そして、その「歯がゆさ」はおそらく、映像や音楽といった他の評論対象のそれとは比較にならないほど強いと思うのだ。
ここで冒頭の話に戻る。現行の技術では、メディアを通じて料理について知ることができるのはその外見だけで、味も匂いも伝えられない。グルメレポは現に存在しているが、あくまでもそれらは言葉(「まいうー」etc)による代理表象であって、「味そのもの」ではない。
映像作品や音楽はまだ、メディアを通して追体験できる(それでも映画は劇場で観ないと、という原理主義的な人もいるが)が、われわれにとって「料理の味」とは徹底的に「いま・ここ」で起きている究極の「ライブ感」なのだ。
マスメディアは味がまずくても穏当な表現におさめる傾向があるのに対し、ことにネットメディアに関しては断言すればするほど読み手の耳目を集める傾向があり、結果的にグルメ評もマスメディアに比べて極端になることは否めないだろう。
しかも味覚には個人差もあるし、好みもある。誰かの口に合わなくても、また別の誰かの大好物になる可能性は、まったくもって捨てきれない。
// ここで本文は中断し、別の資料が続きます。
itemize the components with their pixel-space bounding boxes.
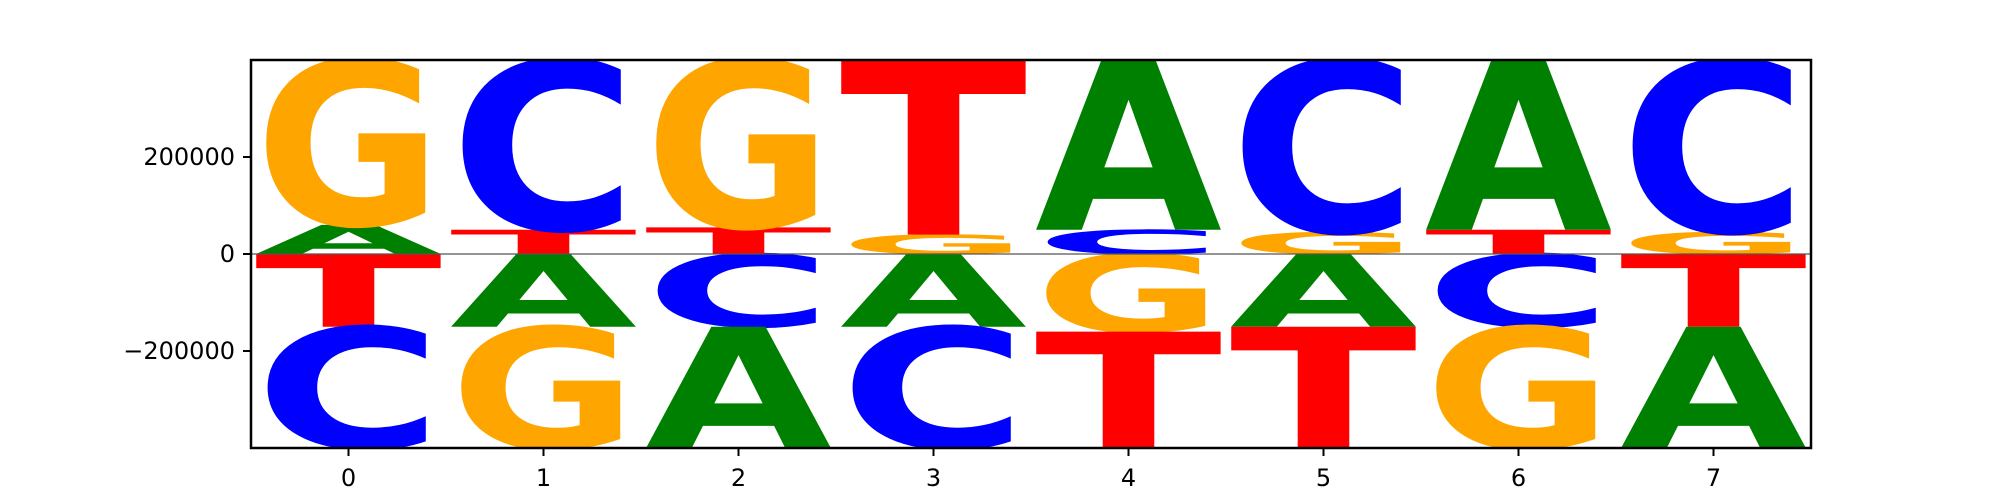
logo-letter-glyph: G	[645, 15, 832, 282]
logo-letter-glyph: G	[840, 229, 1027, 260]
logo-letter-G-pos-1: G	[450, 295, 637, 488]
logo-letter-G-pos-0: G	[255, 15, 442, 279]
logo-letter-C-pos-1: C	[450, 13, 637, 285]
logo-letter-glyph: T	[1230, 293, 1417, 487]
logo-letter-glyph: A	[840, 234, 1027, 351]
logo-letter-A-pos-7: A	[1620, 293, 1807, 487]
logo-letter-T-pos-7: T	[1620, 234, 1807, 350]
logo-letter-glyph: T	[1425, 223, 1612, 262]
logo-letter-glyph: T	[255, 234, 442, 350]
logo-letter-C-pos-0: C	[255, 294, 442, 488]
y-tick-label: 0	[220, 240, 235, 268]
logo-letter-glyph: T	[645, 220, 832, 263]
logo-letter-glyph: G	[1620, 226, 1807, 261]
logo-letter-glyph: A	[1035, 14, 1222, 285]
x-tick-label: 3	[926, 464, 941, 492]
y-tick-label: −200000	[123, 337, 235, 365]
logo-letter-G-pos-2: G	[645, 15, 832, 282]
logo-letter-glyph: A	[450, 234, 637, 351]
logo-letter-T-pos-3: T	[840, 12, 1029, 291]
logo-letter-glyph: T	[840, 12, 1029, 291]
logo-letter-glyph: G	[1425, 295, 1612, 488]
x-tick-label: 2	[731, 464, 746, 492]
x-tick-label: 7	[1706, 464, 1721, 492]
logo-letter-glyph: A	[1620, 293, 1807, 487]
logo-letter-T-pos-4: T	[1035, 300, 1222, 486]
logo-letter-glyph: C	[255, 294, 442, 488]
logo-letter-G-pos-5: G	[1230, 226, 1417, 261]
x-tick-label: 5	[1316, 464, 1331, 492]
logo-letter-A-pos-1: A	[450, 234, 637, 351]
logo-letter-glyph: A	[1230, 234, 1417, 351]
logo-letter-glyph: C	[840, 294, 1027, 488]
logo-letter-glyph: C	[1620, 13, 1807, 288]
logo-letter-T-pos-6: T	[1425, 223, 1612, 262]
logo-letter-T-pos-0: T	[255, 234, 442, 350]
x-tick-label: 1	[536, 464, 551, 492]
logo-letter-glyph: A	[1425, 14, 1612, 285]
logo-letter-T-pos-5: T	[1230, 293, 1417, 487]
x-axis: 0 1 2 3 4 5 6 7	[341, 448, 1721, 492]
logo-letter-glyph: C	[1230, 13, 1417, 288]
logo-letter-A-pos-2: A	[645, 293, 832, 487]
logo-letter-C-pos-4: C	[1035, 223, 1222, 262]
logo-letter-C-pos-7: C	[1620, 13, 1807, 288]
logo-letter-T-pos-1: T	[450, 223, 637, 262]
logo-letter-G-pos-7: G	[1620, 226, 1807, 261]
logo-letter-glyph: C	[1035, 223, 1222, 262]
logo-letter-T-pos-2: T	[645, 220, 832, 263]
logo-letter-glyph: G	[1230, 226, 1417, 261]
logo-letter-A-pos-6: A	[1425, 14, 1612, 285]
logo-letter-glyph: G	[450, 295, 637, 488]
logo-letter-G-pos-6: G	[1425, 295, 1612, 488]
logo-letter-A-pos-0: A	[255, 217, 442, 264]
logo-letter-glyph: T	[450, 223, 637, 262]
y-axis: −200000 0 200000	[123, 143, 251, 365]
logo-letter-glyph: T	[1035, 300, 1222, 486]
logo-letter-A-pos-4: A	[1035, 14, 1222, 285]
y-tick-label: 200000	[143, 143, 235, 171]
x-tick-label: 4	[1121, 464, 1136, 492]
logo-letter-glyph: T	[1620, 234, 1807, 350]
logo-letter-G-pos-3: G	[840, 229, 1027, 260]
x-tick-label: 0	[341, 464, 356, 492]
logo-letter-glyph: A	[645, 293, 832, 487]
logo-letter-glyph: A	[255, 217, 442, 264]
logo-letter-A-pos-5: A	[1230, 234, 1417, 351]
x-tick-label: 6	[1511, 464, 1526, 492]
logo-letter-C-pos-3: C	[840, 294, 1027, 488]
logo-letter-C-pos-5: C	[1230, 13, 1417, 288]
logo-letter-glyph: C	[450, 13, 637, 285]
logo-letter-glyph: G	[255, 15, 442, 279]
logo-letter-A-pos-3: A	[840, 234, 1027, 351]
こてんぱんにやられたキャスパーだが、この映画は「SNSって怖いよね」だけで終わらない。
大炎上によって職を失い、失意の中にあった彼は、ひょんなきっかけで降り立ったフロリダ州マイアミ・リトルハバナキューバサンドイッチの美味しさを知り、移動式の屋台をすることを思い立つ。
ワゴンを手に入れ、フロリダ州から自宅のあるLAまで北米大陸を横断することになるのだが、Twitterでの口コミが広がることによって、キャスパーたちの屋台は立ち寄る各所で大盛況となっていくのである。

やや出来すぎな話にも思えるが、この映画が興味深いのは、前半では著名なブロガーという「発信力の強い個人」、後半では名も無きユーザーたちの総体としての「口コミ」という、対照的なネット上の2つの現象を描いているということだ。映画はどちらが正しく、どちらが間違っているというような描き分けはしておらず、どちらもネットの姿のいち側面なのだといえる。
LAに戻ったキャスパーには思いもよらぬ展開が待っているのだが、それについてはぜひ劇場で体験してもらいたい。